In [1]:
import os
import time
import logging
import send2trash
import pandas as pd
from selenium import webdriver
from selenium.webdriver.chrome.options import Options
from selenium.webdriver.support.ui import WebDriverWait
from selenium.webdriver.support import expected_conditions as EC
from selenium.webdriver.common.by import By

In [2]:
logging.basicConfig(level=logging.INFO, format='%(asctime)s - %(levelname)s - %(message)s')
logger = logging.getLogger(__name__)

def rm_file(files):
    for name in files:
        filename = files[name][1]
        path = os.path.expanduser(os.path.join(files[name][0], filename))
        if os.path.exists(path):
            logger.info(f"Removing existing file: {path}")
            try:
                # Rename the file to a temporary name
                temp_path = os.path.splitext(path)[0] + "_temp" + os.path.splitext(path)[1]
                os.rename(path, temp_path)
                
                # Delete the renamed file
                send2trash.send2trash(temp_path)
            except Exception as e:
                logger.error(f"Error removing file {path}: {e}")
        else:
            logger.warning(f"{path} does not exist")


In [3]:
def download_file(files):
    
    # set Chrome options for headless mode
    chrome_options = Options()
    chrome_options.add_argument("--headless")
    chrome_options.add_argument("--disable-gpu")  # Necessary for Windows, can be optional for other OS

    # initialize a new Chrome browser instance
    driver = webdriver.Chrome()

    for name in files:
        try:
            # navigate to the download URL
            url = files[name][3]
            filename = files[name][1]
            path = os.path.expanduser(os.path.join(files[name][0], filename))

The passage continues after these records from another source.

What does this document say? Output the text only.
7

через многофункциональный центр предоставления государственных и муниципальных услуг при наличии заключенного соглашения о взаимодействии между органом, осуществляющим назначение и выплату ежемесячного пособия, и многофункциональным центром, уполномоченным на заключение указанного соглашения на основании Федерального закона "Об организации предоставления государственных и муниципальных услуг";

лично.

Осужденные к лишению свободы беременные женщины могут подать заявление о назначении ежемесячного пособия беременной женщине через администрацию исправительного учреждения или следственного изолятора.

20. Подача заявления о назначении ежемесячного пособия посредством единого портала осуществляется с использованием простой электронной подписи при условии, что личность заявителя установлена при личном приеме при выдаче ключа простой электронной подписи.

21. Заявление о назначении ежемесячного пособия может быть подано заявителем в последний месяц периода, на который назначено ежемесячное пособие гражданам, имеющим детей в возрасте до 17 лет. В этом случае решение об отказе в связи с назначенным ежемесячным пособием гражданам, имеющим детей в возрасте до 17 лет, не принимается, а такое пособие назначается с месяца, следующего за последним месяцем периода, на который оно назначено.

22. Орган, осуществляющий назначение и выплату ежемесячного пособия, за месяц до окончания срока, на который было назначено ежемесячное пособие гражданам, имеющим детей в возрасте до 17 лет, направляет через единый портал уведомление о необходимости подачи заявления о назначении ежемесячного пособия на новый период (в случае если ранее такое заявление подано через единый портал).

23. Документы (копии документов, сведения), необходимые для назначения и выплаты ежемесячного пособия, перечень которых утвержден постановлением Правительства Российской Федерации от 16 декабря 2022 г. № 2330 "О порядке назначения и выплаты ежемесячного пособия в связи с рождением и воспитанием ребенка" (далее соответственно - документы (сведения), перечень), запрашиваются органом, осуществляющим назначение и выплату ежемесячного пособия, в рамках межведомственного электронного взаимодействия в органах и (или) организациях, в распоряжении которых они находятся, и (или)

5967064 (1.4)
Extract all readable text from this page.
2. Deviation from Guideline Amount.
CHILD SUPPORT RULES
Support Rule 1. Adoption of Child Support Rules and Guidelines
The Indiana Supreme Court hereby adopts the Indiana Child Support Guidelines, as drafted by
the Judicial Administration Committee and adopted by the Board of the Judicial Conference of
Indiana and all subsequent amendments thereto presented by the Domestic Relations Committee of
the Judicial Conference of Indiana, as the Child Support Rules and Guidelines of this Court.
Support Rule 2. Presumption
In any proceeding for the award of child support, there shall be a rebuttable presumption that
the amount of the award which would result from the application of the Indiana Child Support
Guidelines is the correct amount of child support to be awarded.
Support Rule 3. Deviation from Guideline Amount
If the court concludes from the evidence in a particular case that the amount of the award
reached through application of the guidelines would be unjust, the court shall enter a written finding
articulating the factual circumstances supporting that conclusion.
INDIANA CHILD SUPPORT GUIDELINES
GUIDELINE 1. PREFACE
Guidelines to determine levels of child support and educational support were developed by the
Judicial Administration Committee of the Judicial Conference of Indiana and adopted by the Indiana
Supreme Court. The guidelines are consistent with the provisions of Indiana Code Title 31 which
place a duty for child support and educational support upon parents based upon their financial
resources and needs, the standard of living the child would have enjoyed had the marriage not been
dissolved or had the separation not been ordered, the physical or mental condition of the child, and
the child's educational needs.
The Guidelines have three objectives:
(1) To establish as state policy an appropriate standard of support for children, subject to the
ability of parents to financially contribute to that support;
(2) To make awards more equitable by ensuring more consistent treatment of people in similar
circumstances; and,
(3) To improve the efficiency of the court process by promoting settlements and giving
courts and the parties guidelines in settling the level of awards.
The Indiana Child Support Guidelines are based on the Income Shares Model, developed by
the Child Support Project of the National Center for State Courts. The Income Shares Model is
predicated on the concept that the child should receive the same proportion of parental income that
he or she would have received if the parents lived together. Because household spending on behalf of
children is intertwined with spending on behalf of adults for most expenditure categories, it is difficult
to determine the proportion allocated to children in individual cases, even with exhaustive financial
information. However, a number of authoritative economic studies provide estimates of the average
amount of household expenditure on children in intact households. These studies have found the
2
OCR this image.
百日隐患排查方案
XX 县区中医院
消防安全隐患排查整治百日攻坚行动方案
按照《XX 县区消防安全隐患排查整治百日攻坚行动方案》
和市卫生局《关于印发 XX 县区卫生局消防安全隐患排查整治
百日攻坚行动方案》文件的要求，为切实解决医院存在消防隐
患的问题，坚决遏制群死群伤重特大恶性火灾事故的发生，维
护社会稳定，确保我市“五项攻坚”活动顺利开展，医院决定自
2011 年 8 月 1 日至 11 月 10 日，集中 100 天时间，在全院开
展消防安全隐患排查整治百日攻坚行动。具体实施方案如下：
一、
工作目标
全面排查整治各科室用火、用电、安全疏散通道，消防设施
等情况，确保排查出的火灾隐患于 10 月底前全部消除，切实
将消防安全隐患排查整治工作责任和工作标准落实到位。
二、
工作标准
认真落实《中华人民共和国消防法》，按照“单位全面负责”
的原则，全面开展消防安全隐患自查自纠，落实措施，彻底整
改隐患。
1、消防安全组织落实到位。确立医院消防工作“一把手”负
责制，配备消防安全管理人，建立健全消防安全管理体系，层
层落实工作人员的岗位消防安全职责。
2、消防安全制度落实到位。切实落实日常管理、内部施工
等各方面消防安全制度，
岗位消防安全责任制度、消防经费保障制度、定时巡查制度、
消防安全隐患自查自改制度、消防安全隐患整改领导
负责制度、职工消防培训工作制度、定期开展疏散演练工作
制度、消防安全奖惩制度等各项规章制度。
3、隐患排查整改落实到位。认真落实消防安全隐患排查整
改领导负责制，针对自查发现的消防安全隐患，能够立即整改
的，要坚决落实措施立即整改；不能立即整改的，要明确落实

            # log start of download
            logger.info(f"download_file: started downloading file {filename} from URL {url}")

            driver.get(url)

            # check if the file has finished downloading
            WebDriverWait(driver, 300).until_not(lambda x: os.path.exists(path + '.crdownload'))
            while not os.path.exists(path):
                time.sleep(1)

            # log end of download
            logger.info(f"download_file: finished downloading file {filename}")
        except Exception as e:
            logger.error(f"Error downloading file {filename} from URL {url}: {e}")

    # close the browser
    driver.quit()


In [4]:
def data_flatten(output_path,path, filename, save_as):
    # log start of function
    logger.info(f"data_flatten: started processing file {filename}")
    # open csv in pandas and pivot table
    df_data = pd.read_csv(path+filename)
    # melt DataFrame to pivot dates to become values
    df_piv = df_data.melt(id_vars=df_data.columns[0:9], var_name='Date', value_name='Value')
    df_regions = df_piv[['RegionID', 'SizeRank', 'RegionName', 'RegionType', 'StateName',
       'State', 'City', 'Metro', 'CountyName']].drop_duplicates()
    df = df_piv[['RegionID','Date', 'Value']]
    df.columns = ['RegionID','Date',save_as]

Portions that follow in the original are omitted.